I also tried to be as faithful as possible to Jean Thiriart’s wishes ordering the table of contents. In addition to the labor of re-writing, I added footnotes because the base text didn’t contain them and limited itself to anticipating them in the future. They are observations or complement the information in the original text. They also include many bibliographic facts.
Finally, in a long preface I sought to explain the origin of this text, putting it in perspective with its time and situating it contemporaneously. It seemed interesting to me to exhume this document and its publication thirty years after its composition shows a certain clairvoyance.
L’Empire Euro-soviétique de Vladivostok à Dublin is a very dense text. The guiding line is as follows: Jean Thiriart returns to his evolution from 1964 to 1984 in order to explain why “I came to consider as the USSR as the last and only chance for Europe to unite today” then he looks at the broader picture of the present (1984) geopolitical situation, namely a declining USSR and the United States on the way to planetary hegemony. He then exposes what he calls an “explosive algebra” or the “great switch-over,” the USSR reinforcing Western Europe. He indulges in a certain number of geopolitical considerations connected with the “third world war.” We must have in mind the bellicose climate that reigned at the start of the 1980s and I recall the “war psychosis that was developing in every level of French public opinion” (Pierre Viansson-Ponté in Le Monde).
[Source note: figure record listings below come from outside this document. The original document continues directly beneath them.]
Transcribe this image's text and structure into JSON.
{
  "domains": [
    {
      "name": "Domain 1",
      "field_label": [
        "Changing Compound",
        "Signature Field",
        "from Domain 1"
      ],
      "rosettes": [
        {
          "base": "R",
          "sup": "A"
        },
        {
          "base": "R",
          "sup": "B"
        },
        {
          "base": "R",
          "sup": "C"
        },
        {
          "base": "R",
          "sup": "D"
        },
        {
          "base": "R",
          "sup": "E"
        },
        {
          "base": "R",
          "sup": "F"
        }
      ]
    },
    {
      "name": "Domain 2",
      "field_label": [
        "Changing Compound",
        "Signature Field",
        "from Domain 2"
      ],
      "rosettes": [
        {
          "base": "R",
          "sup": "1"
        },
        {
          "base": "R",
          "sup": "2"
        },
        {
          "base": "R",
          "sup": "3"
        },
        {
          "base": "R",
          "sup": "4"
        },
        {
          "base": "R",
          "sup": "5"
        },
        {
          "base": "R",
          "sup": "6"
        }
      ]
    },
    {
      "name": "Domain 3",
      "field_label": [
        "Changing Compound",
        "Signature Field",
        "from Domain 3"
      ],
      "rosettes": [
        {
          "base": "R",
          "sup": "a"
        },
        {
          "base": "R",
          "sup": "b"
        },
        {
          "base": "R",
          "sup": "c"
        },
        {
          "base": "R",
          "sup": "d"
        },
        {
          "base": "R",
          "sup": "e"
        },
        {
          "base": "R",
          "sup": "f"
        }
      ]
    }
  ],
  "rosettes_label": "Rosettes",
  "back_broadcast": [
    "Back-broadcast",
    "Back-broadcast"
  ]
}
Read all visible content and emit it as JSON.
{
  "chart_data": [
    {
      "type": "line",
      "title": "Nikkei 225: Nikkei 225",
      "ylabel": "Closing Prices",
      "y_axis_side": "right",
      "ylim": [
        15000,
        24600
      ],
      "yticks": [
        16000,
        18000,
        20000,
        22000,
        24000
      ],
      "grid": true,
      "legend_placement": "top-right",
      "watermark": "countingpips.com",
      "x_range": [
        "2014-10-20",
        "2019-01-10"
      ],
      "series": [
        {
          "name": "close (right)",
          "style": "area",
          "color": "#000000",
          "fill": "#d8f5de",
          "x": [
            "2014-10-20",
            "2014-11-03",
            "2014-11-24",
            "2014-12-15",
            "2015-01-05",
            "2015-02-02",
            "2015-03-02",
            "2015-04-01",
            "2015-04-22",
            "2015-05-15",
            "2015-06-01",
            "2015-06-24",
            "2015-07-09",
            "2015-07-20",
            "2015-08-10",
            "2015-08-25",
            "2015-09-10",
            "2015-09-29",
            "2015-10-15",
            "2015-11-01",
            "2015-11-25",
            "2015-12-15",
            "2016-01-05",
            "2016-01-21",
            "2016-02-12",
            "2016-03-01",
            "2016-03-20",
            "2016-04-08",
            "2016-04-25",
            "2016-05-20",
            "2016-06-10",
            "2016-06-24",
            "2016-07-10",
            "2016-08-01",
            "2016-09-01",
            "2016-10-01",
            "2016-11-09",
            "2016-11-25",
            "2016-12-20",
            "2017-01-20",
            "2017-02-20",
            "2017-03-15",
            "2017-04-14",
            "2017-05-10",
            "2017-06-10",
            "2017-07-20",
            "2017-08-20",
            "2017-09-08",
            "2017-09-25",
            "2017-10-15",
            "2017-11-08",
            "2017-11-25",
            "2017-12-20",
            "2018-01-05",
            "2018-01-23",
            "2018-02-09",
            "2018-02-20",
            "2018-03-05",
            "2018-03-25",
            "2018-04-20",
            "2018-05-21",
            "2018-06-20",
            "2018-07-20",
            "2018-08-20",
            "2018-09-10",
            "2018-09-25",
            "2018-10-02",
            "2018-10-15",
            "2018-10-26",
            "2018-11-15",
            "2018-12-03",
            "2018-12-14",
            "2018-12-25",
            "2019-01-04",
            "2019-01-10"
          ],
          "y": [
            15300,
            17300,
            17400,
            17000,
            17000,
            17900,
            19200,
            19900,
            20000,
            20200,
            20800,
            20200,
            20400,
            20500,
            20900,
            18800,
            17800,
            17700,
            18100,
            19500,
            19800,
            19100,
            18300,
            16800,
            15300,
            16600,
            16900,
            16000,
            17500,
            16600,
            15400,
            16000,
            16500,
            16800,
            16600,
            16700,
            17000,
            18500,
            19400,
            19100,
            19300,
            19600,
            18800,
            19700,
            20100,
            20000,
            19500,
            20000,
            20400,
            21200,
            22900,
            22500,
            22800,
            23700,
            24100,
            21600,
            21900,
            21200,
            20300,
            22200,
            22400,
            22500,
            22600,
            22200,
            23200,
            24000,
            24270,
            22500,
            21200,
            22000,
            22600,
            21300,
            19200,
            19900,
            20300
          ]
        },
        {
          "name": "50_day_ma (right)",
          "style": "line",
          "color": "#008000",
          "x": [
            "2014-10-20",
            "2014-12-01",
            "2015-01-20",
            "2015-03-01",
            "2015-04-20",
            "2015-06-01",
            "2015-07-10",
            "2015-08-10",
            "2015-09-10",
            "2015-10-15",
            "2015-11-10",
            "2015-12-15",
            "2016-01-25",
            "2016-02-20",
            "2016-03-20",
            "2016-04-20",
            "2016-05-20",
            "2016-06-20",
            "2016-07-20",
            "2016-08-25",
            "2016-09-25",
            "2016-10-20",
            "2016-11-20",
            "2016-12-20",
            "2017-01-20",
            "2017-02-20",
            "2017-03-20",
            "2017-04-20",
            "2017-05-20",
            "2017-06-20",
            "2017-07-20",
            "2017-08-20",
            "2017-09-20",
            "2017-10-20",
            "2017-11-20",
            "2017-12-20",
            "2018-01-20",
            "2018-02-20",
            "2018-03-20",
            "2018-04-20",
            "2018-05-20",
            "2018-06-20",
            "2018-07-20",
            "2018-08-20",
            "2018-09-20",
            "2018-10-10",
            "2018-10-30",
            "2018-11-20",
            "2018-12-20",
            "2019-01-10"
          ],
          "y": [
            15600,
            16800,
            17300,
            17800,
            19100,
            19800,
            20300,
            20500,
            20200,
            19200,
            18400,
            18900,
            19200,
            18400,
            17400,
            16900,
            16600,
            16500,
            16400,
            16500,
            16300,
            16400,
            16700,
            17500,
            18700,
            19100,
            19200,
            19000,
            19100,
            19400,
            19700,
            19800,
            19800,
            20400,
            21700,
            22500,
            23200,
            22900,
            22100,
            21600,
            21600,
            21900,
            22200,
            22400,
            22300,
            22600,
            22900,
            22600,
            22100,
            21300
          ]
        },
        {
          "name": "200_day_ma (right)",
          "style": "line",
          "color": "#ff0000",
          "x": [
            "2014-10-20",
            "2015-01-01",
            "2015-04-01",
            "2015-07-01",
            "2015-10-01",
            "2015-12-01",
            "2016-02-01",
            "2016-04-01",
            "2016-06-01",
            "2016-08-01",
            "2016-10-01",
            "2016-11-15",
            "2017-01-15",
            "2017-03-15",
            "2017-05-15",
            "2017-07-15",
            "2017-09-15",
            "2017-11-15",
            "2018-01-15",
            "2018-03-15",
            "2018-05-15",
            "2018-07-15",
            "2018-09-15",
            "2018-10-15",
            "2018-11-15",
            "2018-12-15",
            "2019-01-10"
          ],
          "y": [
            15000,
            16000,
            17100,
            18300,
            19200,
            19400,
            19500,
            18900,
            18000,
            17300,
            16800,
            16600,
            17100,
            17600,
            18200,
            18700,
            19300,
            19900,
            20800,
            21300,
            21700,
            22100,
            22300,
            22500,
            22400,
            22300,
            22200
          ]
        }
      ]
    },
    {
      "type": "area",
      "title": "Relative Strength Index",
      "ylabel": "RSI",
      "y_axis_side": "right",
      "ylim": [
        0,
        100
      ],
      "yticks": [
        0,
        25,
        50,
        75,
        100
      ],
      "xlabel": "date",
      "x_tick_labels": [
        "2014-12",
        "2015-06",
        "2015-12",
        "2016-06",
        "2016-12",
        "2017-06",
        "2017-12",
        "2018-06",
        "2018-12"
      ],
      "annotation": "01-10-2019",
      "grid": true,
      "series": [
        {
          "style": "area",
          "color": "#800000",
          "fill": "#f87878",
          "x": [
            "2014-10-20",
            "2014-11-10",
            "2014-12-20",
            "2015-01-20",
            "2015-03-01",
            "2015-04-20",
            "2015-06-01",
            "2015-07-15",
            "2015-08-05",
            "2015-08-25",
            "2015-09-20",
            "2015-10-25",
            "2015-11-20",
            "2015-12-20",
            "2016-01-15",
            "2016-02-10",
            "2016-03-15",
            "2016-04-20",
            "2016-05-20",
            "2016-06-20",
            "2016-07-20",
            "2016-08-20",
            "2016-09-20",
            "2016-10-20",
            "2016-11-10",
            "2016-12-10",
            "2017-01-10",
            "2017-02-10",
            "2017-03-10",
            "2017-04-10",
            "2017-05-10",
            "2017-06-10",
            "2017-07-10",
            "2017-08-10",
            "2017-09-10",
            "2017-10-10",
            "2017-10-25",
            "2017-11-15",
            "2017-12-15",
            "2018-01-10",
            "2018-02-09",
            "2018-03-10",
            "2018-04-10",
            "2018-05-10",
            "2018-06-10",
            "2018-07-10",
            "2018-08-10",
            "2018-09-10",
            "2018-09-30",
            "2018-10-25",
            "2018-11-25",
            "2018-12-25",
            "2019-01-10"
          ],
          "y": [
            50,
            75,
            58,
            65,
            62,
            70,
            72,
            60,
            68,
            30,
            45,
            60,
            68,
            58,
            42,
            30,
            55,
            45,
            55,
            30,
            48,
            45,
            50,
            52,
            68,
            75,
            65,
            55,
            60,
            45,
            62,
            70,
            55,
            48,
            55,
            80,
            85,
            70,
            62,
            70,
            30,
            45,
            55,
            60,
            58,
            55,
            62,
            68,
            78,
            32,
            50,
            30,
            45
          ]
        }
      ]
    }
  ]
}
The bellicosity of the Israeli – Zionist lobby is highlighted and Thiriart makes a parallel with 1939: “Die for Danzig?” (Marcel Déat) will become “Die for Tel-Aviv?” Jean Thiriart has no illusions about the USSR as it was. It must radically change and propose a “European discourse,” which is supposed to surpass Marxist communism and its conception of the nation to promote a “community of destiny” henceforth this notion of Empire. He contrast the Empire that unites with the imperialism of domination (of the United States). Who will form this greater Europe? Referencing Alexander Zinoviev (The Yellow House), Jean Thiriart also desires a new Stalin. This new Stalin will have the duty of creating European unity tomorrow: “A new Phillip of Macedon, a new Stalin, that’s what we need to give birth to the unitary Europe.”

R/ Do you think Thiriart’s thought is still relevant?
Yes incontestably and I don’t think I’m the only one to think so if I judge by the interest he arouses today. In Sweden, in Eastern Europe, in Italy, in Spain, in England, in Latin America, in Australia, Jean Thiriart is translated, cited, mentioned favorably. Academic works, books are in progress. The magazine of geopolitical studies Eurasia, directed by Claudio Mutti, very regularly reproduces writings by (or on) Thiriart. In Robert Steuckers’ work Europa (three volumes), two chapters are devoted to Jean Thiriart.
The retrospective relevance of Thiriart’s writings in the light of ongoing tensions and upheavals is evident upon reflection because the Russian enemy has replaced the Soviet enemy (from the point of view of American strategy!), and Europe, absent or insignificant on the international scene, is still the same political dwarf under the American thumb. Do we need to clarify that the European Union has nothing to do with the Europe we want: powerful, independent, removed from NATO.
From Thiriart’s thought, we must retain an authentically political methodology and reasoning, detached from emotions and literary verbiage, as well as the games of everyday politics.
We must also insist on Thiriart’s organizational sense that created a structured, disciplined,militant unit, Jeune Europe, with its press, its cadre school, its camps, a Party that was a sort of prefiguration of the unitary Europe.